Schwartz later interviewed Filip Dewinter, a leading member of Vlaams Belang. During the interview Dewinter went a great length to prove he is not connected to antisemitism, and revealed that his father was taken to forced labor in Germany and that his grandfather was a member of the Dutch Resistance.

Schwartz also interviewed Belgian Prime Minister Guy Verhofstadt. Verhofstadt stated that attacking Jews "because they are Jews", or saying that "the Jewish state cannot exist" are all forms of antisemitism.

===Holocaust===
Schwartz wrote about the role of the Belgian authorities in the persecution and deportation of the Jews during World War II, about Mimi Reinhard, Oskar Schindler's secretary, about Katrin Himmler's book "The Himmler Brothers: A German Family History", and various other aspects of the Holocaust.

====Pope Pius XII====
Schwartz published a series of articles about Pope Pius XII and his role in the Holocaust. Schwartz criticized Pius who haven't exercised his influence in regions with large concentrations of Catholics, like Croatia, Slovakia and Hungary, to rescue Jews. Schwartz also wrote about Israeli minister Isaac Herzog opposition to the beatification of Pope Pius XII, and the Vatican officials furious reaction over Herzog's comments.

===Muhammad al-Durrah===
Schwartz has published several articles about the Muhammad al-Durrah incident for Haaretz. Schwartz was the first Israeli journalist to conduct a thorough interview with Philippe Karsenty about his misgivings regarding the incident. Schwartz wrote a follow-up about the incident in which he discussed the ballistic report by Jean-Claude Schlinger.

==Views==

===Israel's right to exist===
Schwartz criticizes in his articles those who object to Israel's right to exist. Schwartz claimed that "the discussion of Israel's right to exist is no longer just the realm of Arab parties in conflict with Israel, and has become part of the European and American discourse". Schwartz pointed out articles written by American-Jewish historian Tony Judt and by Norwegian intellectual Jostein Gaarder as denouncing Israel's right to exist. Schwartz characterized Gaarder's article as layered with "harsh religious, eschatological and apocalyptic elements, which resembled a messianic prophecy" (see Tony Judt's views about Israel and Jostein Gaarder controversy).

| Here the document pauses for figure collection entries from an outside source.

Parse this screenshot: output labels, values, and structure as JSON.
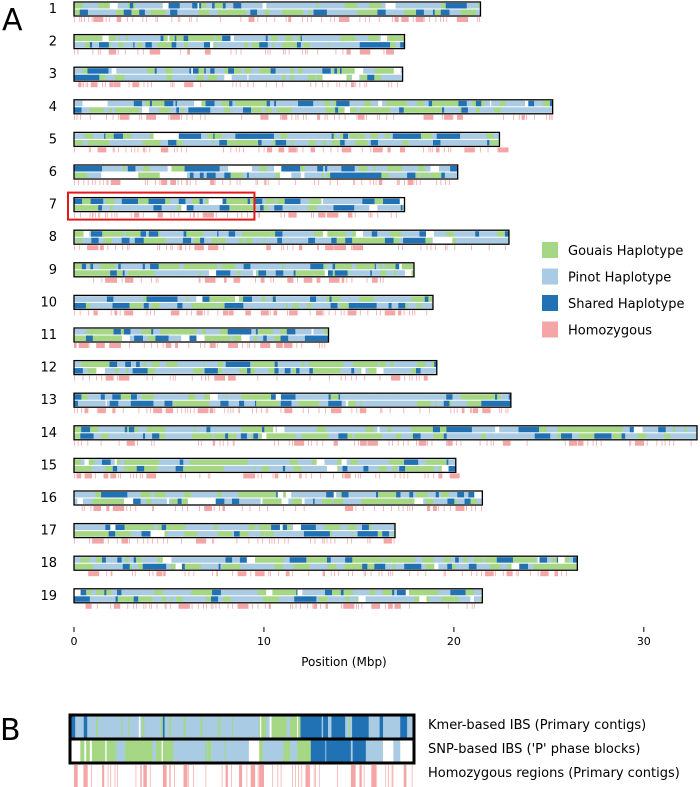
{
  "panels": {
    "a": "A",
    "b": "B"
  },
  "colors": {
    "gouais": "#a6d785",
    "pinot": "#a9cbe3",
    "shared": "#2171b5",
    "homozygous": "#f4a6a6",
    "outline": "#000000",
    "highlight": "#e31a1c"
  },
  "chart_data": [
    {
      "type": "genome-track",
      "panel": "A",
      "xlabel": "Position (Mbp)",
      "xlim": [
        0,
        32.8
      ],
      "xticks": [
        "0",
        "10",
        "20",
        "30"
      ],
      "chromosomes": [
        {
          "label": "1",
          "length": 21.4
        },
        {
          "label": "2",
          "length": 17.4
        },
        {
          "label": "3",
          "length": 17.3
        },
        {
          "label": "4",
          "length": 25.2
        },
        {
          "label": "5",
          "length": 22.4
        },
        {
          "label": "6",
          "length": 20.2
        },
        {
          "label": "7",
          "length": 17.4
        },
        {
          "label": "8",
          "length": 22.9
        },
        {
          "label": "9",
          "length": 17.9
        },
        {
          "label": "10",
          "length": 18.9
        },
        {
          "label": "11",
          "length": 13.4
        },
        {
          "label": "12",
          "length": 19.1
        },
        {
          "label": "13",
          "length": 23.0
        },
        {
          "label": "14",
          "length": 32.8
        },
        {
          "label": "15",
          "length": 20.1
        },
        {
          "label": "16",
          "length": 21.5
        },
        {
          "label": "17",
          "length": 16.9
        },
        {
          "label": "18",
          "length": 26.5
        },
        {
          "label": "19",
          "length": 21.5
        }
      ],
      "highlight": {
        "chromosome": "7",
        "xrange": [
          0,
          9.5
        ]
      },
      "legend_position": "right",
      "legend": [
        {
          "label": "Gouais Haplotype",
          "color_key": "gouais"
        },
        {
          "label": "Pinot Haplotype",
          "color_key": "pinot"
        },
        {
          "label": "Shared Haplotype",
          "color_key": "shared"
        },
        {
          "label": "Homozygous",
          "color_key": "homozygous"
        }
      ]
    },
    {
      "type": "genome-track",
      "panel": "B",
      "region": {
        "chromosome": "7",
        "xrange": [
          0,
          9.5
        ]
      },
      "tracks": [
        {
          "label": "Kmer-based IBS (Primary contigs)"
        },
        {
          "label": "SNP-based IBS ('P' phase blocks)"
        },
        {
          "label": "Homozygous regions (Primary contigs)"
        }
      ]
    }
  ]
}
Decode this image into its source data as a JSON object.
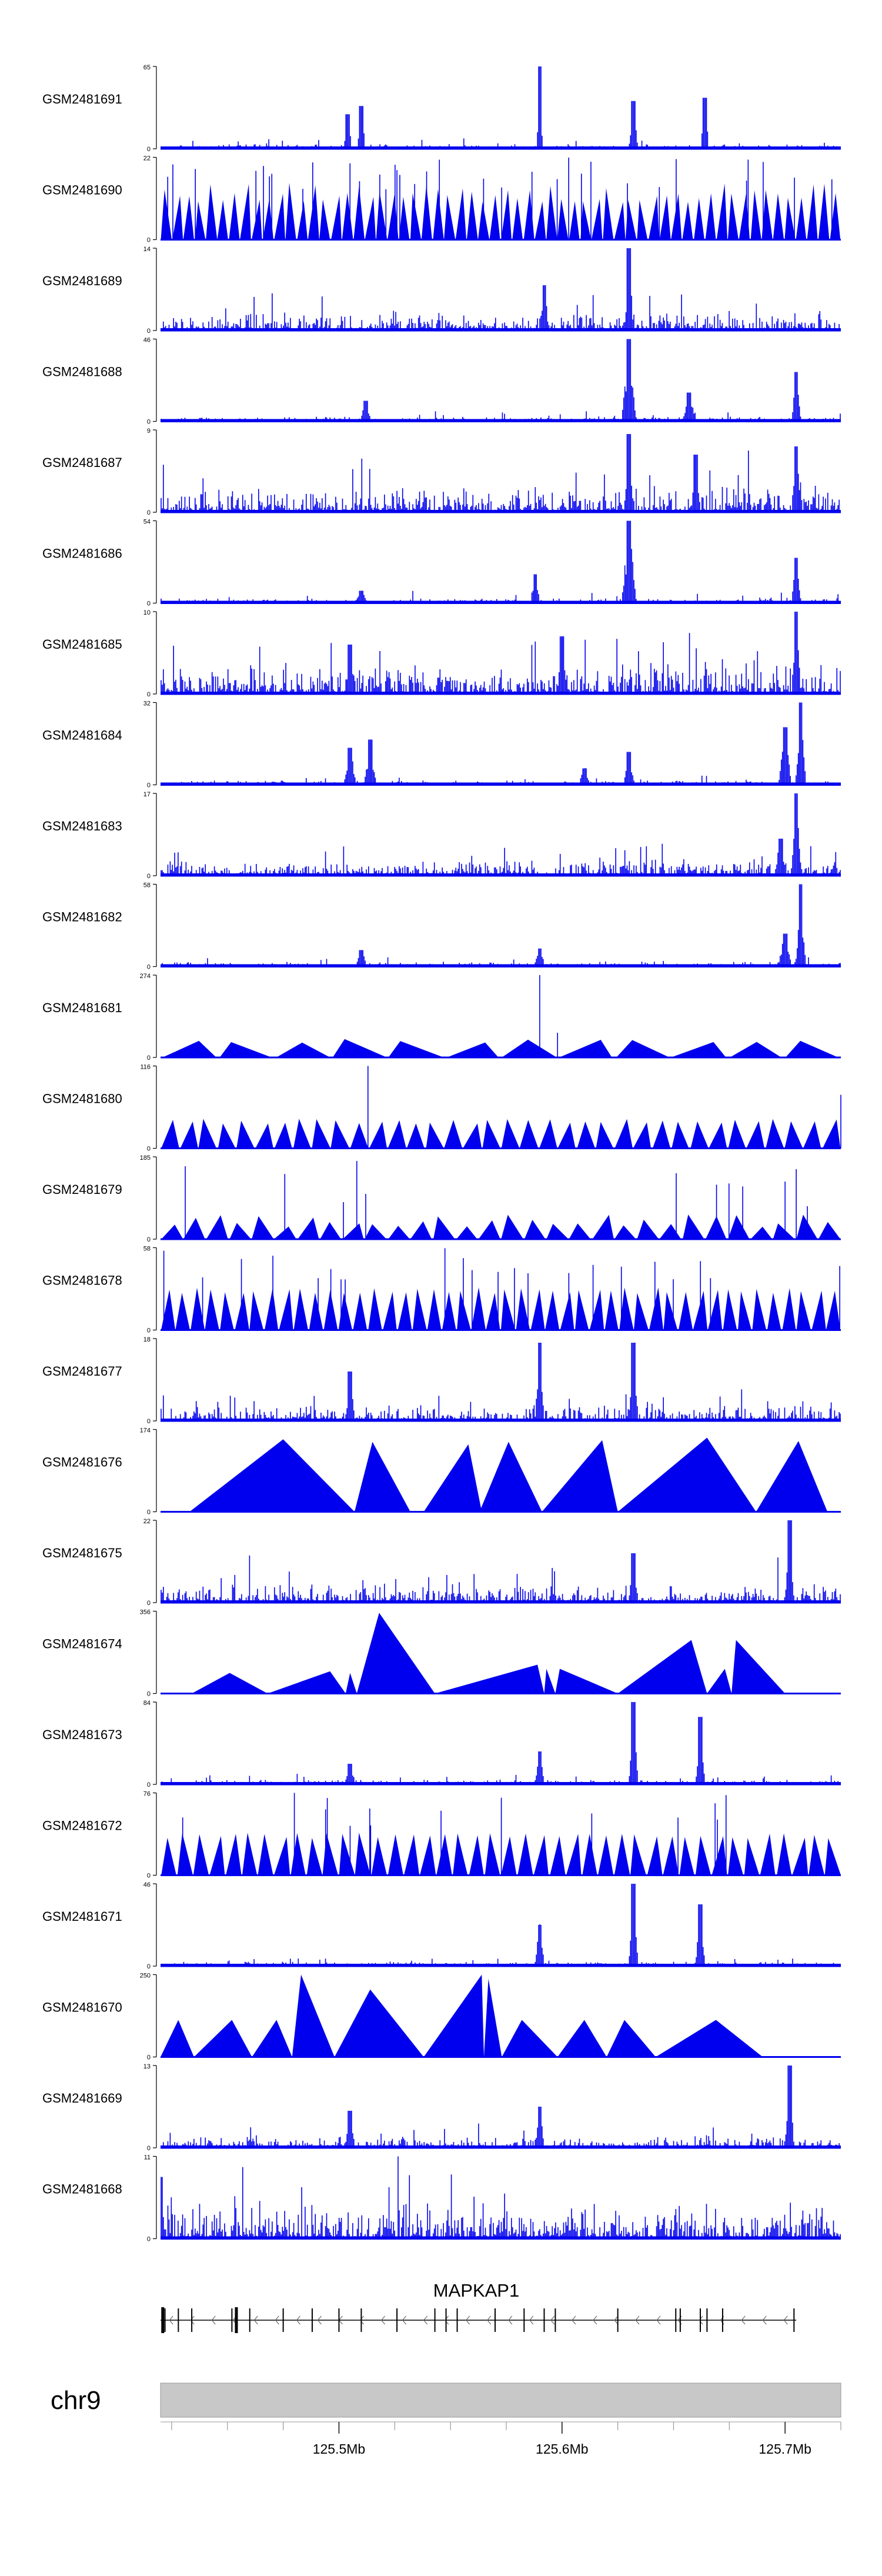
{
  "chart_data": {
    "type": "area",
    "title": "",
    "genome_range_mb": [
      125.42,
      125.725
    ],
    "tracks": [
      {
        "name": "GSM2481691",
        "ymax": 65,
        "style": "spiky",
        "seed": 11,
        "peaks": [
          [
            125.504,
            0.15,
            0.42
          ],
          [
            125.51,
            0.2,
            0.52
          ],
          [
            125.59,
            0.0,
            1.0
          ],
          [
            125.632,
            0.25,
            0.58
          ],
          [
            125.664,
            0.2,
            0.62
          ]
        ]
      },
      {
        "name": "GSM2481690",
        "ymax": 22,
        "style": "tri",
        "seed": 12,
        "n": 60,
        "tri_hmin": 0.45,
        "tri_hmax": 0.7,
        "spikes": 34
      },
      {
        "name": "GSM2481689",
        "ymax": 14,
        "style": "spiky",
        "seed": 13,
        "base": 0.25,
        "peaks": [
          [
            125.63,
            0.3,
            1.0
          ],
          [
            125.592,
            0.3,
            0.55
          ]
        ]
      },
      {
        "name": "GSM2481688",
        "ymax": 46,
        "style": "spiky",
        "seed": 14,
        "peaks": [
          [
            125.512,
            0.3,
            0.25
          ],
          [
            125.63,
            0.8,
            1.0
          ],
          [
            125.657,
            0.5,
            0.35
          ],
          [
            125.705,
            0.3,
            0.6
          ]
        ]
      },
      {
        "name": "GSM2481687",
        "ymax": 9,
        "style": "spiky",
        "seed": 15,
        "base": 0.35,
        "peaks": [
          [
            125.63,
            0.3,
            0.95
          ],
          [
            125.66,
            0.3,
            0.7
          ],
          [
            125.705,
            0.3,
            0.8
          ]
        ]
      },
      {
        "name": "GSM2481686",
        "ymax": 54,
        "style": "spiky",
        "seed": 16,
        "peaks": [
          [
            125.51,
            0.3,
            0.15
          ],
          [
            125.588,
            0.3,
            0.35
          ],
          [
            125.63,
            0.8,
            1.0
          ],
          [
            125.705,
            0.3,
            0.55
          ]
        ]
      },
      {
        "name": "GSM2481685",
        "ymax": 10,
        "style": "spiky",
        "seed": 17,
        "base": 0.4,
        "peaks": [
          [
            125.505,
            0.3,
            0.6
          ],
          [
            125.6,
            0.3,
            0.7
          ],
          [
            125.705,
            0.3,
            1.0
          ]
        ]
      },
      {
        "name": "GSM2481684",
        "ymax": 32,
        "style": "spiky",
        "seed": 18,
        "peaks": [
          [
            125.505,
            0.5,
            0.45
          ],
          [
            125.514,
            0.5,
            0.55
          ],
          [
            125.61,
            0.3,
            0.2
          ],
          [
            125.63,
            0.4,
            0.4
          ],
          [
            125.7,
            0.6,
            0.7
          ],
          [
            125.707,
            0.4,
            1.0
          ]
        ]
      },
      {
        "name": "GSM2481683",
        "ymax": 17,
        "style": "spiky",
        "seed": 19,
        "base": 0.2,
        "peaks": [
          [
            125.705,
            0.4,
            1.0
          ],
          [
            125.698,
            0.5,
            0.45
          ]
        ]
      },
      {
        "name": "GSM2481682",
        "ymax": 58,
        "style": "spiky",
        "seed": 20,
        "peaks": [
          [
            125.51,
            0.3,
            0.2
          ],
          [
            125.59,
            0.3,
            0.22
          ],
          [
            125.7,
            0.6,
            0.4
          ],
          [
            125.707,
            0.4,
            1.0
          ]
        ]
      },
      {
        "name": "GSM2481681",
        "ymax": 274,
        "style": "tri",
        "seed": 21,
        "n": 12,
        "tri_hmin": 0.18,
        "tri_hmax": 0.24,
        "spikes": 2,
        "spike_pos": [
          [
            125.59,
            1.0
          ],
          [
            125.598,
            0.3
          ]
        ]
      },
      {
        "name": "GSM2481680",
        "ymax": 116,
        "style": "tri",
        "seed": 22,
        "n": 36,
        "tri_hmin": 0.3,
        "tri_hmax": 0.36,
        "spikes": 2,
        "spike_pos": [
          [
            125.513,
            1.0
          ],
          [
            125.725,
            0.65
          ]
        ]
      },
      {
        "name": "GSM2481679",
        "ymax": 185,
        "style": "tri",
        "seed": 23,
        "n": 30,
        "tri_hmin": 0.15,
        "tri_hmax": 0.3,
        "spikes": 12,
        "spike_pos": [
          [
            125.502,
            0.45
          ],
          [
            125.508,
            0.95
          ],
          [
            125.512,
            0.55
          ],
          [
            125.7,
            0.7
          ],
          [
            125.705,
            0.85
          ],
          [
            125.71,
            0.4
          ]
        ]
      },
      {
        "name": "GSM2481678",
        "ymax": 58,
        "style": "tri",
        "seed": 24,
        "n": 46,
        "tri_hmin": 0.45,
        "tri_hmax": 0.52,
        "spikes": 22
      },
      {
        "name": "GSM2481677",
        "ymax": 18,
        "style": "spiky",
        "seed": 25,
        "base": 0.2,
        "peaks": [
          [
            125.505,
            0.3,
            0.6
          ],
          [
            125.59,
            0.3,
            0.95
          ],
          [
            125.632,
            0.3,
            0.95
          ]
        ]
      },
      {
        "name": "GSM2481676",
        "ymax": 174,
        "style": "tri",
        "seed": 26,
        "manual": [
          [
            125.433,
            125.475,
            125.507,
            0.88
          ],
          [
            125.507,
            125.515,
            125.532,
            0.85
          ],
          [
            125.538,
            125.558,
            125.564,
            0.82
          ],
          [
            125.563,
            125.576,
            125.591,
            0.85
          ],
          [
            125.591,
            125.618,
            125.625,
            0.87
          ],
          [
            125.625,
            125.665,
            125.687,
            0.9
          ],
          [
            125.687,
            125.706,
            125.719,
            0.86
          ]
        ]
      },
      {
        "name": "GSM2481675",
        "ymax": 22,
        "style": "spiky",
        "seed": 27,
        "base": 0.25,
        "peaks": [
          [
            125.632,
            0.3,
            0.6
          ],
          [
            125.702,
            0.3,
            1.0
          ]
        ]
      },
      {
        "name": "GSM2481674",
        "ymax": 356,
        "style": "tri",
        "seed": 28,
        "manual": [
          [
            125.434,
            125.451,
            125.468,
            0.25
          ],
          [
            125.468,
            125.496,
            125.503,
            0.27
          ],
          [
            125.503,
            125.505,
            125.508,
            0.25
          ],
          [
            125.508,
            125.518,
            125.543,
            0.98
          ],
          [
            125.543,
            125.589,
            125.592,
            0.35
          ],
          [
            125.592,
            125.593,
            125.597,
            0.3
          ],
          [
            125.597,
            125.599,
            125.625,
            0.3
          ],
          [
            125.625,
            125.658,
            125.665,
            0.65
          ],
          [
            125.665,
            125.673,
            125.676,
            0.3
          ],
          [
            125.676,
            125.678,
            125.7,
            0.65
          ]
        ]
      },
      {
        "name": "GSM2481673",
        "ymax": 84,
        "style": "spiky",
        "seed": 29,
        "peaks": [
          [
            125.505,
            0.3,
            0.25
          ],
          [
            125.59,
            0.3,
            0.4
          ],
          [
            125.632,
            0.3,
            1.0
          ],
          [
            125.662,
            0.3,
            0.82
          ]
        ]
      },
      {
        "name": "GSM2481672",
        "ymax": 76,
        "style": "tri",
        "seed": 30,
        "n": 42,
        "tri_hmin": 0.45,
        "tri_hmax": 0.52,
        "spikes": 14,
        "spike_pos": [
          [
            125.48,
            1.0
          ],
          [
            125.494,
            0.8
          ],
          [
            125.505,
            0.6
          ],
          [
            125.652,
            0.7
          ]
        ]
      },
      {
        "name": "GSM2481671",
        "ymax": 46,
        "style": "spiky",
        "seed": 31,
        "peaks": [
          [
            125.59,
            0.3,
            0.5
          ],
          [
            125.632,
            0.3,
            1.0
          ],
          [
            125.662,
            0.3,
            0.75
          ]
        ]
      },
      {
        "name": "GSM2481670",
        "ymax": 250,
        "style": "tri",
        "seed": 32,
        "manual": [
          [
            125.42,
            125.428,
            125.435,
            0.45
          ],
          [
            125.435,
            125.452,
            125.461,
            0.45
          ],
          [
            125.461,
            125.472,
            125.479,
            0.45
          ],
          [
            125.479,
            125.483,
            125.498,
            1.0
          ],
          [
            125.498,
            125.514,
            125.538,
            0.82
          ],
          [
            125.538,
            125.564,
            125.565,
            1.0
          ],
          [
            125.565,
            125.567,
            125.573,
            0.95
          ],
          [
            125.573,
            125.582,
            125.598,
            0.45
          ],
          [
            125.598,
            125.61,
            125.62,
            0.45
          ],
          [
            125.62,
            125.628,
            125.642,
            0.45
          ],
          [
            125.642,
            125.669,
            125.69,
            0.45
          ]
        ]
      },
      {
        "name": "GSM2481669",
        "ymax": 13,
        "style": "spiky",
        "seed": 33,
        "base": 0.15,
        "peaks": [
          [
            125.702,
            0.3,
            1.0
          ],
          [
            125.505,
            0.3,
            0.45
          ],
          [
            125.59,
            0.3,
            0.5
          ]
        ]
      },
      {
        "name": "GSM2481668",
        "ymax": 11,
        "style": "spiky",
        "seed": 34,
        "base": 0.45,
        "peaks": [
          [
            125.42,
            0.3,
            0.75
          ]
        ]
      }
    ],
    "gene": {
      "name": "MAPKAP1",
      "strand": "-",
      "start_mb": 125.42,
      "end_mb": 125.705,
      "exon_positions_mb": [
        125.421,
        125.422,
        125.428,
        125.434,
        125.452,
        125.454,
        125.46,
        125.475,
        125.488,
        125.5,
        125.51,
        125.526,
        125.543,
        125.548,
        125.553,
        125.57,
        125.583,
        125.592,
        125.597,
        125.625,
        125.651,
        125.653,
        125.662,
        125.665,
        125.672,
        125.704
      ]
    },
    "chromosome": {
      "label": "chr9"
    },
    "x_axis": {
      "ticks_mb": [
        125.5,
        125.6,
        125.7
      ],
      "tick_labels": [
        "125.5Mb",
        "125.6Mb",
        "125.7Mb"
      ]
    },
    "colors": {
      "fill": "#0000ee",
      "axis": "#000000",
      "ideogram": "#c8c8c8",
      "gene": "#000000"
    }
  }
}
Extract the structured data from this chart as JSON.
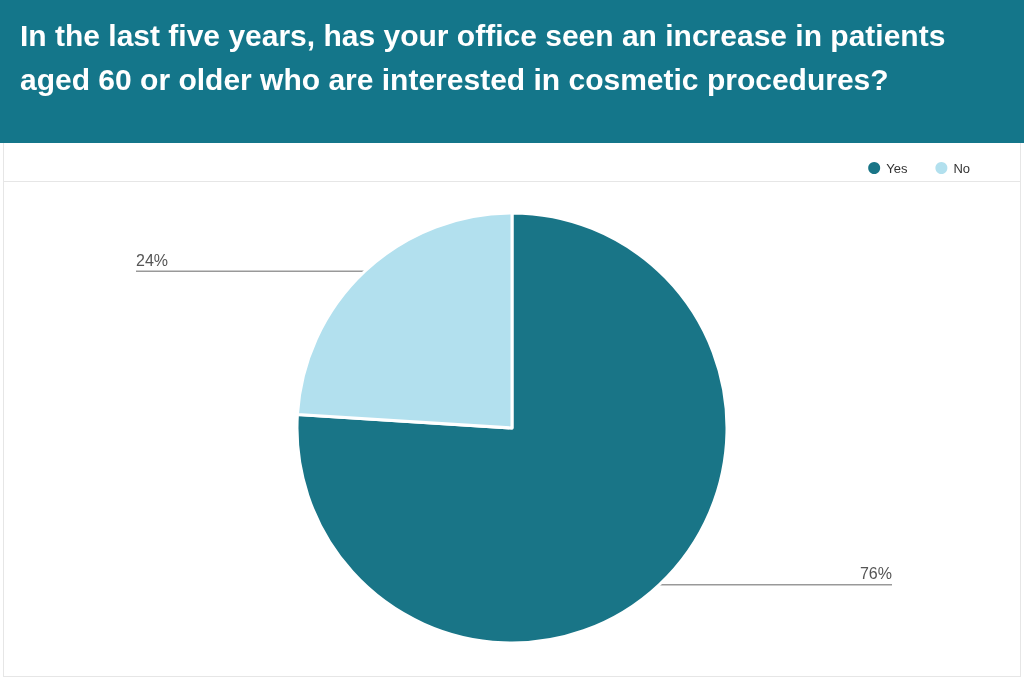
{
  "chart_data": {
    "type": "pie",
    "title": "In the last five years, has your office seen an increase in patients aged 60 or older who are interested in cosmetic procedures?",
    "categories": [
      "Yes",
      "No"
    ],
    "values": [
      76,
      24
    ],
    "colors": [
      "#197587",
      "#b2e0ee"
    ],
    "value_labels": [
      "76%",
      "24%"
    ],
    "legend": "top right"
  }
}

===Religion and the Holocaust===
Schwartz highly criticized Pope Benedict XVI interpretation of the role of religion in the Holocaust. Pope Benedict have said: "In the darkest period of German and European history, an insane racist ideology born of neo-paganism gave rise to the attempt to exterminate European Jewry" and "The holiness of God was no longer recognized, and consequently contempt was shown for the sacredness of human life". Schwartz argued that the Pope's interpretation of Holocaust history is "more troubling and less exact". Schwartz claimed that:
This interpretation is very convenient for the Church, of course. It distinguishes between what he calls a secular, pagan, "insane" Europe, which does not recognize the holiness of God, and a religious, sane, peace-mongering Europe. As far as Ratzinger is concerned, the Holocaust took place because of non-recognition of the Christian faith.
In response to the historical claim made by Pope Benedict, Schwartz stated that:
The Holocaust took place on Christian soil, including Catholic Bavaria, where Ratzinger was born. It was made possible, at the very least, by the collaboration of Poles, Hungarians, Austrians, French and Belgians – all of them members of the Catholic community. This collaboration was achieved in part due to the heritage of anti-Semitism that was the legacy of the Church, the same Church that massacred Jews during the Crusades and established the first ghettoes.